The problem with the first point is that Mullally contradicts herself in her own piece. In her third paragraph, she claims that “given the massive population of young people attending all-Irish speaking schools in the greater Dublin area, there’s an argument for Dublin eventually even being the largest Gaeltacht in the State.” Two sentences later she writes “if you want to ‘keep up’ your Irish in the capital, you’re pretty much on your own.”

Both conditions can’t be true. If Dublin is hopping with Irish speakers, then you cannot be “pretty much on your own” in keeping up your Irish. To use some broken English, the case has gotta be dis or dat.

Mullally’s second point in noble in thought and intent. She speaks of celebrating efforts that people make to speak Irish even if their Irish in poor, writing that, for those who are not fluent, “the intent to speak …[Irish] … is as valid as the poetic prose that flows from a native speaker.”

The problem with this noble thought is that it has very little bearing on reality. Concepts like “celebration” and “validity” have nothing to do with talking. “Celebration” and “validity” are words that have to do with equality politics. They are not about communication, understanding and being understood.

There’s a reason a person’s ability to speak a language, any language, is graded. If the person’s ability is insufficiently good, then that person can’t be understood. Celebrations and measures of value don’t come into it. The person may be a saint or a sinner but we’ll never know because he or she can’t tell us.

What we’re left with, then, is tokenism. I pretend that I can speak Irish and the person to whom I’m speaking plays along, while we both know that if either us hit a little bump we can drop in an English word, we both being – amazing co-incidence, I know – fully fluent in that language. But what we serve by doing that I can’t imagine.

Correcting someone’s Irish is seen as one of the rudest things we can do. The only Irish language book to ever make Number 1 in the Irish booksellers’ charts was Breandán Ó hEithir’s Lig Sinn i gCathú, first published in the mid-1970s. There’s a scene at the end of the novel where two professors are roaring at each other over the inscription on a plaque to commemorate the 1916 Rising.

One man insists the plaque should read “D’ardaigh siad an tine beo,” and the other says it should read “D’ardaigh siad an tine bheo.” This is not the celebration of validity that Úna Mullally was writing about, but it is a fairly accurate snapshot of what’s been going on in the country since Independence – fighting with each other has been more important than promoting the language.

But if no-one’s Irish is corrected, who’s ever going to get it right? Seán Ó Ruadháin, the great Irish scholar from our own County Mayo, wrote in frustration once that the idea of broken Irish being better than clever English was only meant to last for a while – it was never meant to be a licence for bad Irish.
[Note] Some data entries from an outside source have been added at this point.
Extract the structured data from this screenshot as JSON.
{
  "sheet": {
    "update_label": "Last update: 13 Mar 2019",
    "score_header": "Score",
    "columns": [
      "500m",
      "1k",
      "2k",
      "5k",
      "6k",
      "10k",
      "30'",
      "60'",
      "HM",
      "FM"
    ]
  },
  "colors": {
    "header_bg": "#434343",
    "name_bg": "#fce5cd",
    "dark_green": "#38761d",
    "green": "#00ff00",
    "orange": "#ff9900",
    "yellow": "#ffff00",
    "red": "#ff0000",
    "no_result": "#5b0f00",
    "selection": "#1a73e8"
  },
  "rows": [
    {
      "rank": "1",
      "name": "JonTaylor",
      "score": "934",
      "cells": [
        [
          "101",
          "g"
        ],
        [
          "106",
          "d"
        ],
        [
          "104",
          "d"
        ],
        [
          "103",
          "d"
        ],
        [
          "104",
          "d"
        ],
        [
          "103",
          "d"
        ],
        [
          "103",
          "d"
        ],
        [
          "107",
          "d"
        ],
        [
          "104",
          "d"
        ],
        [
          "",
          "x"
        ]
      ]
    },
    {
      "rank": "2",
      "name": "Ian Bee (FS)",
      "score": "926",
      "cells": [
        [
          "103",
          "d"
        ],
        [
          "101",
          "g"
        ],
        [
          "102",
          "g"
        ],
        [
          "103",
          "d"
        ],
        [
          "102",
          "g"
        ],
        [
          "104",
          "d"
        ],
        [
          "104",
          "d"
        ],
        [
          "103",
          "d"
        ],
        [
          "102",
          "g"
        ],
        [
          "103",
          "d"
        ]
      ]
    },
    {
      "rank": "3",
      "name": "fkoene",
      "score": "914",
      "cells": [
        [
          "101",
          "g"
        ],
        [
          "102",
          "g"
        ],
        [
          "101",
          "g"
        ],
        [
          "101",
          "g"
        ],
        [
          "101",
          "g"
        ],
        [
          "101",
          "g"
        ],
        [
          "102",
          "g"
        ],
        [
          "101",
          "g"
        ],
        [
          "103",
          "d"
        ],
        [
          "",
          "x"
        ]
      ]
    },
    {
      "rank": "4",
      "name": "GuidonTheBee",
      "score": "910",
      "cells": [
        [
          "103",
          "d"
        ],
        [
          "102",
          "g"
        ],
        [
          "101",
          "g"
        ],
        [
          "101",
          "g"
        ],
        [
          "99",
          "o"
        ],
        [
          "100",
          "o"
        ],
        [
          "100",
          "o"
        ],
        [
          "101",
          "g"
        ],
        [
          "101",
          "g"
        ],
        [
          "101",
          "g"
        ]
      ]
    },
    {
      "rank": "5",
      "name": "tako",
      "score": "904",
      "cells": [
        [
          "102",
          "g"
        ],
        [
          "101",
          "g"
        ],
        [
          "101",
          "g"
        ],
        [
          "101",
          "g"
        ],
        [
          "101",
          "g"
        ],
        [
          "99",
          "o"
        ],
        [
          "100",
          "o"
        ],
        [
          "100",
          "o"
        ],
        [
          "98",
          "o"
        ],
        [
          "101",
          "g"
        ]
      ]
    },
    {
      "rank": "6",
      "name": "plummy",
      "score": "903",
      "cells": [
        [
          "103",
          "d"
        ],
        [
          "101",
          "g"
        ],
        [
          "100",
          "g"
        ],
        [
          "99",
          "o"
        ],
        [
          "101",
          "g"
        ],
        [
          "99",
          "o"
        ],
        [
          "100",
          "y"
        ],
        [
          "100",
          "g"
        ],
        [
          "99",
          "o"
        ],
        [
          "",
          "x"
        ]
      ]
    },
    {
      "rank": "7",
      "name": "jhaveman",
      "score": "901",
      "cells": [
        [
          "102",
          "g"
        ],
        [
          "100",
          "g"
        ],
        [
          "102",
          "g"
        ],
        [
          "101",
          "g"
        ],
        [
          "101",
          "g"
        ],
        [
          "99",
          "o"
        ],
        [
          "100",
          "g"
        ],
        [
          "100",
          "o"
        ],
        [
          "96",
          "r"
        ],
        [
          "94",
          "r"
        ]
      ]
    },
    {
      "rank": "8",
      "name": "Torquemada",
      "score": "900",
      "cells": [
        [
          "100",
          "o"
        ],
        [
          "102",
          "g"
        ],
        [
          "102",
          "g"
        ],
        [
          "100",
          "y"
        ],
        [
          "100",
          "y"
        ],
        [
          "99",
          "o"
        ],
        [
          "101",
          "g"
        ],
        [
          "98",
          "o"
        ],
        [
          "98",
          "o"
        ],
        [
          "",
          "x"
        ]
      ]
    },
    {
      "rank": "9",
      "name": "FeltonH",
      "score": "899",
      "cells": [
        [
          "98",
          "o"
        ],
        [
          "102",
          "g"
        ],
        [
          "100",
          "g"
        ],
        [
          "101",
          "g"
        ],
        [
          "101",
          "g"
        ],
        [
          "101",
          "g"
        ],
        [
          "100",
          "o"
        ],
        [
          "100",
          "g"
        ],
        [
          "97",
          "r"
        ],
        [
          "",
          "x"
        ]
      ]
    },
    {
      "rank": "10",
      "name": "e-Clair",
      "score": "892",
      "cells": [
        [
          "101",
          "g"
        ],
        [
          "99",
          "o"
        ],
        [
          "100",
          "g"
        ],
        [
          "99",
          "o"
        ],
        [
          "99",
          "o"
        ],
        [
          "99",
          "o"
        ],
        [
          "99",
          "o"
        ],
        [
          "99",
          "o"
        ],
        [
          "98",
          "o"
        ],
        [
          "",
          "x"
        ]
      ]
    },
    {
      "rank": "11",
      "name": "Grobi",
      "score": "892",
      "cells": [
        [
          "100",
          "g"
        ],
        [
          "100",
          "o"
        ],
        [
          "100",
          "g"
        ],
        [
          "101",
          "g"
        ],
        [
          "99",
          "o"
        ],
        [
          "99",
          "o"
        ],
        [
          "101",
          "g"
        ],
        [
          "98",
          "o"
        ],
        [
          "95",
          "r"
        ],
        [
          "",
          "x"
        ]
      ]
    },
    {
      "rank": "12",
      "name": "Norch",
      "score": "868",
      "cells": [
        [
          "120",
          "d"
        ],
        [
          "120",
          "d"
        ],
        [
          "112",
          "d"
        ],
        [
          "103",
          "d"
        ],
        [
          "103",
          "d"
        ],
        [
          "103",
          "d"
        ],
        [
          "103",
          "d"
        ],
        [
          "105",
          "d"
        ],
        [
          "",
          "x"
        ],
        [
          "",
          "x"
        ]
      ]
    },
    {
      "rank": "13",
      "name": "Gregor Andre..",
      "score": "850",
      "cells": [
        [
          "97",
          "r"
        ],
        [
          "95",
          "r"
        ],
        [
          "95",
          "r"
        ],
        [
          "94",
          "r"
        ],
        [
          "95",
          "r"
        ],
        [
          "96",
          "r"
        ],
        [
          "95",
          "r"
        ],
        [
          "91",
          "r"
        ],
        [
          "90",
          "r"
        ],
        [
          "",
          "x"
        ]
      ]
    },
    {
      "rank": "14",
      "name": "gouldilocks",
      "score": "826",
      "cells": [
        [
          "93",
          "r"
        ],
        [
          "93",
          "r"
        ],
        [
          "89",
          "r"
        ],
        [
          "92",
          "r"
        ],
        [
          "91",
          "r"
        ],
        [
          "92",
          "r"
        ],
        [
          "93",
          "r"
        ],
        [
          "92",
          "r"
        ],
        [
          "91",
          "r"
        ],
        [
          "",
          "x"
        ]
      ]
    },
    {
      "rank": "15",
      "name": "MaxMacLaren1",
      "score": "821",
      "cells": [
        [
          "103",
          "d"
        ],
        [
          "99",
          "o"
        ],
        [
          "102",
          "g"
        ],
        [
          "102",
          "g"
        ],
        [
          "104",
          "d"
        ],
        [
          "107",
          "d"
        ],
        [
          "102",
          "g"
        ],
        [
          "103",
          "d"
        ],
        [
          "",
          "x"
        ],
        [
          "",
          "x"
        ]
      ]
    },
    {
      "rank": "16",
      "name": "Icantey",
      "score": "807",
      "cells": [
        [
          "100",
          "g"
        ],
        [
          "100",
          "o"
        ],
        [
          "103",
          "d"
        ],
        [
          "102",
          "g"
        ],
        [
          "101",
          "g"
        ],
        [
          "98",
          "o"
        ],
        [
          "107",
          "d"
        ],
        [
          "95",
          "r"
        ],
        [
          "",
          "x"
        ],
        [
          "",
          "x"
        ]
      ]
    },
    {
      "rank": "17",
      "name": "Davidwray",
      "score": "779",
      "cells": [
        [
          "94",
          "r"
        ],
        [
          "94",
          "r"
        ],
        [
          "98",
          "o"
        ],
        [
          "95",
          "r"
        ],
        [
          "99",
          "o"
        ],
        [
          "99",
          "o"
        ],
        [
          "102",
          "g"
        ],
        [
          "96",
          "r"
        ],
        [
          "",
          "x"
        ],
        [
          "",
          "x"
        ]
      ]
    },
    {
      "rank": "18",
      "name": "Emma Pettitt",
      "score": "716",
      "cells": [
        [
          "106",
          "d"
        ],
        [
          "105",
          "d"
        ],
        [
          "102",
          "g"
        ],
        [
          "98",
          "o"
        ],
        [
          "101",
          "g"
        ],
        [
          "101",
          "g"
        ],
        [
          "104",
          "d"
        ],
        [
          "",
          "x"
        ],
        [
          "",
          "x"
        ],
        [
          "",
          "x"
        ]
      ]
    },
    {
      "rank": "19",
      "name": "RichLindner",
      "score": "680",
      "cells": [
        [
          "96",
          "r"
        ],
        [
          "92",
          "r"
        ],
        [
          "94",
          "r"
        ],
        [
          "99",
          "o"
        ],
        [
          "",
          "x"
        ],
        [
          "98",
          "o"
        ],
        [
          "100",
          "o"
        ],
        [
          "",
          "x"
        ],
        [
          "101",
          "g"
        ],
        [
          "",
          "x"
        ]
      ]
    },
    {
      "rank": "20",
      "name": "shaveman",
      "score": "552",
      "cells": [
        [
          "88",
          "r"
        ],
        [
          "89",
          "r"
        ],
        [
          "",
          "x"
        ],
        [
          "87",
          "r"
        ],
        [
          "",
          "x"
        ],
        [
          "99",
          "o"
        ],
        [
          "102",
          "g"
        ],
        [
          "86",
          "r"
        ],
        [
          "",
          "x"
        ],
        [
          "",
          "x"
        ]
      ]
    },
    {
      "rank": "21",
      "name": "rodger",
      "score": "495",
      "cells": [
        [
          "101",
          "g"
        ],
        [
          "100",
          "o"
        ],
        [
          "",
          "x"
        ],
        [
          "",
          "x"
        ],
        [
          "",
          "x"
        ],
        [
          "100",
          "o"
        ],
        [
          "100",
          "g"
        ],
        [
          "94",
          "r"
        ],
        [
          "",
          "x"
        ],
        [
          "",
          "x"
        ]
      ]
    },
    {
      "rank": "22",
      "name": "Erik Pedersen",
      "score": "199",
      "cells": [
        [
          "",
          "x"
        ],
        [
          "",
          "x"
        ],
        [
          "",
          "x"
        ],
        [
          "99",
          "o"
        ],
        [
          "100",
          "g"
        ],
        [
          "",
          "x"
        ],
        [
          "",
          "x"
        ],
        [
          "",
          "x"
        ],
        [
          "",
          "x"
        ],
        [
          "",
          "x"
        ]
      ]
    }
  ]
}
Ó hEithir’s beo/bheo difference is a relatively subtle one. But there’s a picture floating around the internet currently of a man who’s made the most tremendous blunder in Irish, and he’s now stuck with it forever.

The picture is of a man who had a motto in Irish tattooed onto his back, right between the shoulders. The motto is from the poem Invictus, which Nelson Mandela famously recited to himself during his long years of captivity on Robben Island. The lines read:

I am master of my fate
I am the captain of my soul

There are two ways of saying “I am” in Irish – “tá mé,” and “is mise.” This man chose “tá mé.” He should have gone with “is mise.”
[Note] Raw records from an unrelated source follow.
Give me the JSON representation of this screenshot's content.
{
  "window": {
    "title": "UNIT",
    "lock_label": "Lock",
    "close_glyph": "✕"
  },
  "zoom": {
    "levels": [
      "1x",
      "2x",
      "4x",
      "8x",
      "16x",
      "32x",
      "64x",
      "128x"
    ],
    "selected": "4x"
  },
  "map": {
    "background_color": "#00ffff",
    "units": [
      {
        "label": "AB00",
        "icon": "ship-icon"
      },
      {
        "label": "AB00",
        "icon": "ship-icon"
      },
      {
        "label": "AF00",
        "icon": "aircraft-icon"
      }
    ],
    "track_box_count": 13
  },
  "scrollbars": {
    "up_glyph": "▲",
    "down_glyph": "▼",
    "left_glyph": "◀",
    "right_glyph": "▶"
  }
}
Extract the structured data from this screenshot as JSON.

This tattoo is valid celebration of the Irish language by Úna Mullally’s lights. By someone else’s lights, it’s a disaster. Firstly, the man is stuck with it. It’ll only come off if he’s flayed, I believe, and bad and all as the translation is, getting skinned alive would be worse. But what’s worse is the confusion it creates.

Someone who’s struggling to learn when to use is mise and when to use tá mé will get confused if he or she is not shown good examples at every turn. Bad Irish means bad examples. Bad examples mean worse Irish, and worse Irish will eventually mean no Irish at all.

If the cost of saving the language is hurt feelings, it’s cheap at the price. I’m sorry Dublin. You’ll just have to offer it up.

Tuesday, March 25, 2014

Welcome Back, Kate Bush

Over the past weekend, you may have noticed people of taste in your circle grinning foolishly for no apparent reason. There is always a reason, of course, and in this case it’s more than likely because the people of taste in your circle have suddenly remembered that Kate Bush has announced that she will perform her first series of live shows in thirty-five years – thirty-five years! – towards the end of this summer, and cannot keep a lid on their happiness.

These are bleak times for music. Every generation seems a paler and paler imitation of the one that went before, and modern marketing produces records of such carefully-honed and deeply cynical soullessness and inhumanity that the old moon/June rhymsters of Tin Pin Alley seem as fearless chroniclers of the human condition in comparison.

And then there is someone like Kate Bush. When a modern – what? Singer? Performer? Personality? Is there even a noun for them? – writes his or her best-ever three minutes of music, he or she still can’t see Kate Bush on her very worst day in the far distance. The word “genius” is overused in our culture – in Bush’s case, it’s faint praise.

Pop songs are of their age. They bear their date like a carton of milk and stay fresh for about as long. Morrissey could only have been created by the British society in the ‘eighties. That’s why he’s such an embarrassment now.

Great music transcends that. Norwegian Wood could have been written tomorrow, and it would still sound like nothing else. The first time I heard Nick Cave’s Into My Arms I nearly crashed my car. Riders on the Storm sounds like nothing else. Heroes. There’s a lot of them.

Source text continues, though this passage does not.